Toplantı ve gösteri hakkı engellenmeye ve cezalandırılmaya devam ederken, örgütlenme özgürlüğünde ilerleme sağlanamamıştır. AKP’nin yaratmak istediği tek tip insan modeline karşı özgürlükleri savunan halkın demokratik talepleri doğrultusunda ortaya koyulan eylemler, güvenlik güçleri tarafından bizzat hükümetten alınan talimatlar sonucunda hukuk dışı uygulamalarla engellenmek istenmekte, eylemlere katılanlara her türlü faşizan baskı uygulanmaktadır. Sendikal bir hak olan, toplanma ve gösteri yürüyüşü yapma özgürlüğünü kullanan birçok Eğitim-İş üyesi hakkında dava açılması bu baskılara örnektir.
Siyasi iktidar, sadece kendisi gibi düşünenler için demokrasi ve özgürlük talep etmekte, aykırı olan her sesi susturmak istemektedir. Din ve vicdan özgürlüğü sorunu devam etmekte ve tam bir ayrımcılık örneği sergilenmektedir.

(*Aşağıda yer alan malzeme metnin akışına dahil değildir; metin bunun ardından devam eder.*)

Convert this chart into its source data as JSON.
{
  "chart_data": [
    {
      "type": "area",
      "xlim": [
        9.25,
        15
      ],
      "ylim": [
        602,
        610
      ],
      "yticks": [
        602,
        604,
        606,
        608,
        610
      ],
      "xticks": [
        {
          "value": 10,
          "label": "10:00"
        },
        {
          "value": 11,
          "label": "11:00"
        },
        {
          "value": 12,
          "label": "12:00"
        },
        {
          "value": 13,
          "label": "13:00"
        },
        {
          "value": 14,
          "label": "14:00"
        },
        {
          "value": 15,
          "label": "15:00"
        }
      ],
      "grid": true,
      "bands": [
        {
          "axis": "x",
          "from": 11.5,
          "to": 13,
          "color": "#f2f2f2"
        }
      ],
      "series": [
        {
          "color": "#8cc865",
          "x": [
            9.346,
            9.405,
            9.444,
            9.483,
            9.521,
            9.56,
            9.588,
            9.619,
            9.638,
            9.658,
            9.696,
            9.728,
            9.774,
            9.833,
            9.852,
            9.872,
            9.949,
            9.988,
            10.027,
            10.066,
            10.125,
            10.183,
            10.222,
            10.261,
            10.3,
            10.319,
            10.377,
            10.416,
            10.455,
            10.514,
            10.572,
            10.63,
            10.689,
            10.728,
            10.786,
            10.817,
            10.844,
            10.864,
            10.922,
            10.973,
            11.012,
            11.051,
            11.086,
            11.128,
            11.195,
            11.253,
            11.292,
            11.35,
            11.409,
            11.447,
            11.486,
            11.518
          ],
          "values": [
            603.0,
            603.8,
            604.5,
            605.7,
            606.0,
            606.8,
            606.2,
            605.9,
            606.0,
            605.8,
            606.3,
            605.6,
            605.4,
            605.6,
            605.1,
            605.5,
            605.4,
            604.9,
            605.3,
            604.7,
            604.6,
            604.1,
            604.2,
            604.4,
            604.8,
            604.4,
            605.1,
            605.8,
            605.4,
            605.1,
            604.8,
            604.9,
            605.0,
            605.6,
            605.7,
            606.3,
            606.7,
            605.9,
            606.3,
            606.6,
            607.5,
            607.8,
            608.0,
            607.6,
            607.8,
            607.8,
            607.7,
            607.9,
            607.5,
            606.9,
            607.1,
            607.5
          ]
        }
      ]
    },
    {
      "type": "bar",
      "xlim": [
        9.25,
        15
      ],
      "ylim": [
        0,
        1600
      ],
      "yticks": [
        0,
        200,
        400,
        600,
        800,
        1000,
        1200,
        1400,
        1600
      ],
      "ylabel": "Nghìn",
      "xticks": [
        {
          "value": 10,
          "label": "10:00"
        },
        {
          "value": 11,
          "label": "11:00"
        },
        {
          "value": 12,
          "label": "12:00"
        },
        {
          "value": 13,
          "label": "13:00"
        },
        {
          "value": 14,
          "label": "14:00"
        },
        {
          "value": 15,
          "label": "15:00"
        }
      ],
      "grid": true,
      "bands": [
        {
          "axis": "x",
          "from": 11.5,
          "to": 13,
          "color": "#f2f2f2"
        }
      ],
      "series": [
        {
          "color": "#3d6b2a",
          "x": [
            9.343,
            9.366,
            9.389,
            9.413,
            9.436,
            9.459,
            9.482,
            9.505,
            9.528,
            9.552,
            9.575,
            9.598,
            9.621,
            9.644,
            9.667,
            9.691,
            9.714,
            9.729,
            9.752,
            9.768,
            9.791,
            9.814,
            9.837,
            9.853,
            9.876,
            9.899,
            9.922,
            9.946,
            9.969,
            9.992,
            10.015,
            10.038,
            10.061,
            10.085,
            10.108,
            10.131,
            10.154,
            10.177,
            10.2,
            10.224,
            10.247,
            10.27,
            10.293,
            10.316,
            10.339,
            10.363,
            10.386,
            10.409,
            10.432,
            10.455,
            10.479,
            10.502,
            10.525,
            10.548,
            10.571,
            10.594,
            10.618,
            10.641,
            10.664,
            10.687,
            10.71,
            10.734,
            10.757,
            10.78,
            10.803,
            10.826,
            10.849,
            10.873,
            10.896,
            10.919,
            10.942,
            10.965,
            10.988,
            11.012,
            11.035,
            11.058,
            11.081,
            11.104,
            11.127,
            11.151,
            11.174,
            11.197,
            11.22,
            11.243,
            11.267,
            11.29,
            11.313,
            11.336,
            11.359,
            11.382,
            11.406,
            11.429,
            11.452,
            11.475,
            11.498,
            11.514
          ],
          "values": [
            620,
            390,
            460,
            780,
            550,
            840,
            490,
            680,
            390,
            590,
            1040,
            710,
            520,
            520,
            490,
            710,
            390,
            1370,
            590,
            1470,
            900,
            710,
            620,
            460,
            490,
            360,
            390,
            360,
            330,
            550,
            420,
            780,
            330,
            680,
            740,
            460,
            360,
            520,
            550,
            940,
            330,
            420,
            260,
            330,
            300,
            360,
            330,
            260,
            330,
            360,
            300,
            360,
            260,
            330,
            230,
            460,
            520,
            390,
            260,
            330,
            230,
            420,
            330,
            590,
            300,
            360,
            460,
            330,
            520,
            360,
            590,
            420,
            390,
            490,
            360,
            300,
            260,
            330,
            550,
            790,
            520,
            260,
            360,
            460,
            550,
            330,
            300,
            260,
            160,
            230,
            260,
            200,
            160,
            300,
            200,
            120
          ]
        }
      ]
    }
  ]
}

Tüm vatandaşları için insan olmanın onuruna yakışan yaşam standartları sağlamak ve onları haksızlıklara karşı korumak devletlerin temel görevlerindendir. Bu nedenle siyasi iktidarı, demokrasi, insan haklarını tehdit eden uygulamalara son vermesi konusunda uyarıyor; saydamlık, kadın-erkek eşitliği gibi ortak değerlerin güçlendirilmesi ve yaygınlaştırılması; ırkçılık, hoşgörüsüzlük ile her türlü etnik-dini ayrımcılık ve aşırılıkla mücadele edilmesi için girişimlerde bulunmaya çağırıyoruz.
Eğitim-İş olarak bugüne kadar olduğu gibi bundan sonra da insan hak ve özgürlükleri için mücadele etmeye devam edeceğiz.